Com abordagem que combina criatividade, tecnologia e linguagem audiovisual atual, o projeto aposta no uso da IA como aliada narrativa, não como protagonista técnica. A proposta foi criar peças que dialogassem com o público de forma fluida, sensível e alinhada aos novos códigos de comunicação, ampliando a percepção de inovação da marca sem perder a sua consistência institucional.

A Nômade.nu conduziu o desenvolvimento criativo e estratégico da ação, explorando recursos de IA para acelerar processos, ampliar possibilidades visuais e construir uma narrativa alinhada ao momento do mercado. A tecnologia foi utilizada como meio para potencializar ideias, testar caminhos estéticos e viabilizar um roteiro que de outra forma necessitaria de orçamento e prazo bem diferentes do cenário existente.

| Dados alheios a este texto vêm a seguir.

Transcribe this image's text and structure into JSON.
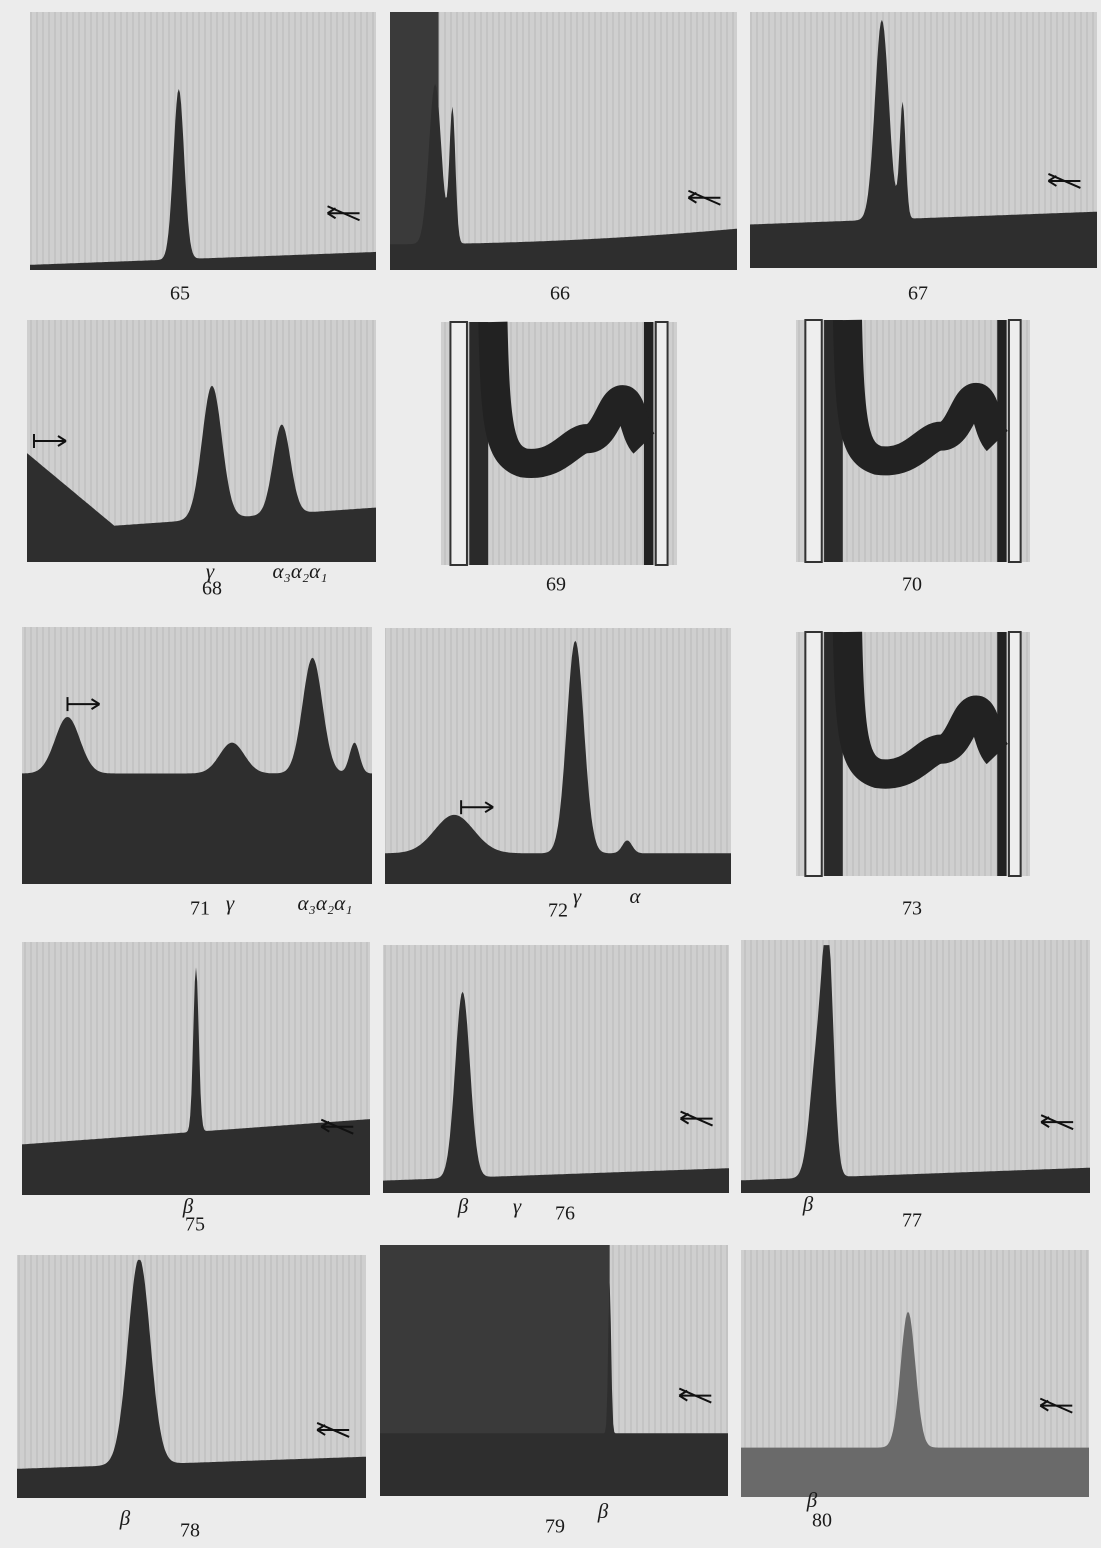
{
  "panels": [
    {
      "number": "65",
      "labels": []
    },
    {
      "number": "66",
      "labels": []
    },
    {
      "number": "67",
      "labels": []
    },
    {
      "number": "68",
      "labels": [
        "γ",
        "α₃α₂α₁"
      ]
    },
    {
      "number": "69",
      "labels": []
    },
    {
      "number": "70",
      "labels": []
    },
    {
      "number": "71",
      "labels": [
        "γ",
        "α₃α₂α₁"
      ]
    },
    {
      "number": "72",
      "labels": [
        "γ",
        "α"
      ]
    },
    {
      "number": "73",
      "labels": []
    },
    {
      "number": "75",
      "labels": [
        "β"
      ]
    },
    {
      "number": "76",
      "labels": [
        "β",
        "γ"
      ]
    },
    {
      "number": "77",
      "labels": [
        "β"
      ]
    },
    {
      "number": "78",
      "labels": [
        "β"
      ]
    },
    {
      "number": "79",
      "labels": [
        "β"
      ]
    },
    {
      "number": "80",
      "labels": [
        "β"
      ]
    }
  ]
}
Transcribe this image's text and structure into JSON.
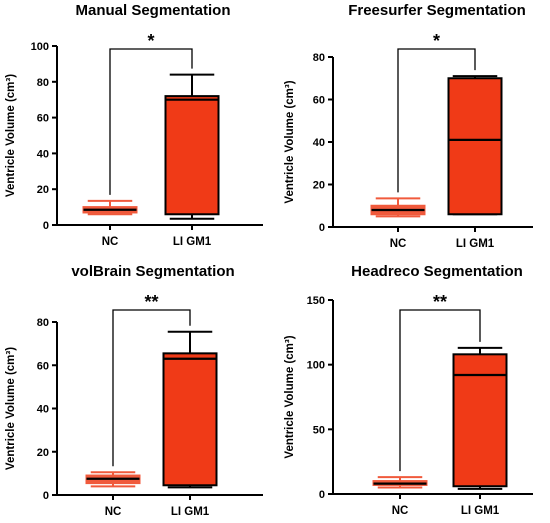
{
  "chart_data": [
    {
      "type": "box",
      "title": "Manual Segmentation",
      "ylabel": "Ventricle Volume (cm³)",
      "ylim": [
        0,
        100
      ],
      "yticks": [
        0,
        20,
        40,
        60,
        80,
        100
      ],
      "categories": [
        "NC",
        "LI GM1"
      ],
      "boxes": [
        {
          "category": "NC",
          "min": 6,
          "q1": 7,
          "median": 8.5,
          "q3": 10,
          "max": 13.5
        },
        {
          "category": "LI GM1",
          "min": 3.5,
          "q1": 6,
          "median": 70,
          "q3": 72,
          "max": 84
        }
      ],
      "significance": "*",
      "fill_color": "#f03a17",
      "stroke_color": "#000000"
    },
    {
      "type": "box",
      "title": "Freesurfer Segmentation",
      "ylabel": "Ventricle Volume (cm³)",
      "ylim": [
        0,
        80
      ],
      "yticks": [
        0,
        20,
        40,
        60,
        80
      ],
      "categories": [
        "NC",
        "LI GM1"
      ],
      "boxes": [
        {
          "category": "NC",
          "min": 5,
          "q1": 6,
          "median": 8,
          "q3": 10,
          "max": 13.5
        },
        {
          "category": "LI GM1",
          "min": 6,
          "q1": 6,
          "median": 41,
          "q3": 70,
          "max": 71
        }
      ],
      "significance": "*",
      "fill_color": "#f03a17",
      "stroke_color": "#000000"
    },
    {
      "type": "box",
      "title": "volBrain Segmentation",
      "ylabel": "Ventricle Volume (cm³)",
      "ylim": [
        0,
        80
      ],
      "yticks": [
        0,
        20,
        40,
        60,
        80
      ],
      "categories": [
        "NC",
        "LI GM1"
      ],
      "boxes": [
        {
          "category": "NC",
          "min": 4,
          "q1": 5.5,
          "median": 7.5,
          "q3": 9,
          "max": 10.5
        },
        {
          "category": "LI GM1",
          "min": 3.5,
          "q1": 4.5,
          "median": 63,
          "q3": 65.5,
          "max": 75.5
        }
      ],
      "significance": "**",
      "fill_color": "#f03a17",
      "stroke_color": "#000000"
    },
    {
      "type": "box",
      "title": "Headreco Segmentation",
      "ylabel": "Ventricle Volume (cm³)",
      "ylim": [
        0,
        150
      ],
      "yticks": [
        0,
        50,
        100,
        150
      ],
      "categories": [
        "NC",
        "LI GM1"
      ],
      "boxes": [
        {
          "category": "NC",
          "min": 5,
          "q1": 7,
          "median": 8,
          "q3": 10,
          "max": 13
        },
        {
          "category": "LI GM1",
          "min": 4,
          "q1": 6,
          "median": 92,
          "q3": 108,
          "max": 113
        }
      ],
      "significance": "**",
      "fill_color": "#f03a17",
      "stroke_color": "#000000"
    }
  ]
}
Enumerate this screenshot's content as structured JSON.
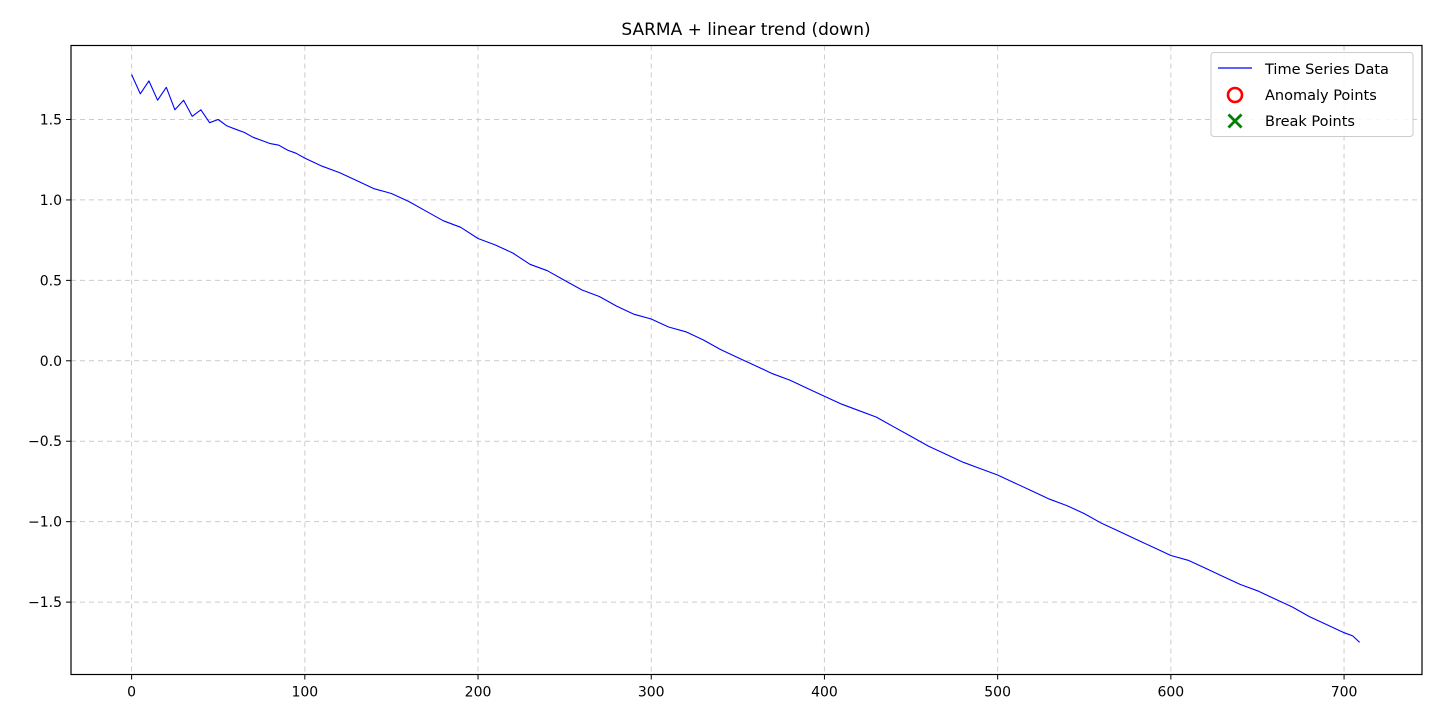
{
  "chart_data": {
    "type": "line",
    "title": "SARMA + linear trend (down)",
    "xlabel": "",
    "ylabel": "",
    "xlim": [
      -35,
      745
    ],
    "ylim": [
      -1.95,
      1.96
    ],
    "x_ticks": [
      0,
      100,
      200,
      300,
      400,
      500,
      600,
      700
    ],
    "x_tick_labels": [
      "0",
      "100",
      "200",
      "300",
      "400",
      "500",
      "600",
      "700"
    ],
    "y_ticks": [
      1.5,
      1.0,
      0.5,
      0.0,
      -0.5,
      -1.0,
      -1.5
    ],
    "y_tick_labels": [
      "1.5",
      "1.0",
      "0.5",
      "0.0",
      "−0.5",
      "−1.0",
      "−1.5"
    ],
    "grid": true,
    "legend_position": "top-right",
    "legend": [
      {
        "label": "Time Series Data",
        "marker": "line",
        "color": "#0000ff"
      },
      {
        "label": "Anomaly Points",
        "marker": "circle",
        "color": "#ff0000"
      },
      {
        "label": "Break Points",
        "marker": "x",
        "color": "#008000"
      }
    ],
    "series": [
      {
        "name": "Time Series Data",
        "color": "#0000ff",
        "x": [
          0,
          5,
          10,
          15,
          20,
          25,
          30,
          35,
          40,
          45,
          50,
          55,
          60,
          65,
          70,
          75,
          80,
          85,
          90,
          95,
          100,
          110,
          120,
          130,
          140,
          150,
          160,
          170,
          180,
          190,
          200,
          210,
          220,
          230,
          240,
          250,
          260,
          270,
          280,
          290,
          300,
          310,
          320,
          330,
          340,
          350,
          360,
          370,
          380,
          390,
          400,
          410,
          420,
          430,
          440,
          450,
          460,
          470,
          480,
          490,
          500,
          510,
          520,
          530,
          540,
          550,
          560,
          570,
          580,
          590,
          600,
          610,
          620,
          630,
          640,
          650,
          660,
          670,
          680,
          690,
          700,
          705,
          709
        ],
        "values": [
          1.78,
          1.66,
          1.74,
          1.62,
          1.7,
          1.56,
          1.62,
          1.52,
          1.56,
          1.48,
          1.5,
          1.46,
          1.44,
          1.42,
          1.39,
          1.37,
          1.35,
          1.34,
          1.31,
          1.29,
          1.26,
          1.21,
          1.17,
          1.12,
          1.07,
          1.04,
          0.99,
          0.93,
          0.87,
          0.83,
          0.76,
          0.72,
          0.67,
          0.6,
          0.56,
          0.5,
          0.44,
          0.4,
          0.34,
          0.29,
          0.26,
          0.21,
          0.18,
          0.13,
          0.07,
          0.02,
          -0.03,
          -0.08,
          -0.12,
          -0.17,
          -0.22,
          -0.27,
          -0.31,
          -0.35,
          -0.41,
          -0.47,
          -0.53,
          -0.58,
          -0.63,
          -0.67,
          -0.71,
          -0.76,
          -0.81,
          -0.86,
          -0.9,
          -0.95,
          -1.01,
          -1.06,
          -1.11,
          -1.16,
          -1.21,
          -1.24,
          -1.29,
          -1.34,
          -1.39,
          -1.43,
          -1.48,
          -1.53,
          -1.59,
          -1.64,
          -1.69,
          -1.71,
          -1.75
        ]
      }
    ],
    "anomaly_points": [],
    "break_points": []
  }
}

“O uso da IA neste projeto não é sobre criar espetáculo tecnológico, mas sobre ampliar possibilidades criativas e dar mais fluidez à narrativa. Ela nos permitiu construir uma comunicação mais próxima do jeito como as pessoas vivem, sentem e consomem conteúdo hoje, trazendo leveza, atualidade e bom-humor para um segmento historicamente mais institucional”, afirma Maurício Nunes, CEO da agência.

Mais do que uma peça institucional, o vídeo funciona como um gesto de posicionamento. “Estamos sempre buscando evoluir a maneira como nos comunicamos, acompanhando as transformações do comportamento e da tecnologia, sem perder de vista aquilo que realmente importa para as pessoas. Essa campanha reflete exatamente esse movimento: usar a inovação de forma estratégica para contar histórias mais leves, mais atuais e, claro, mais humanas”, complementa Eduarda Dubeux, diretora comercial, marketing e CX da MDNE.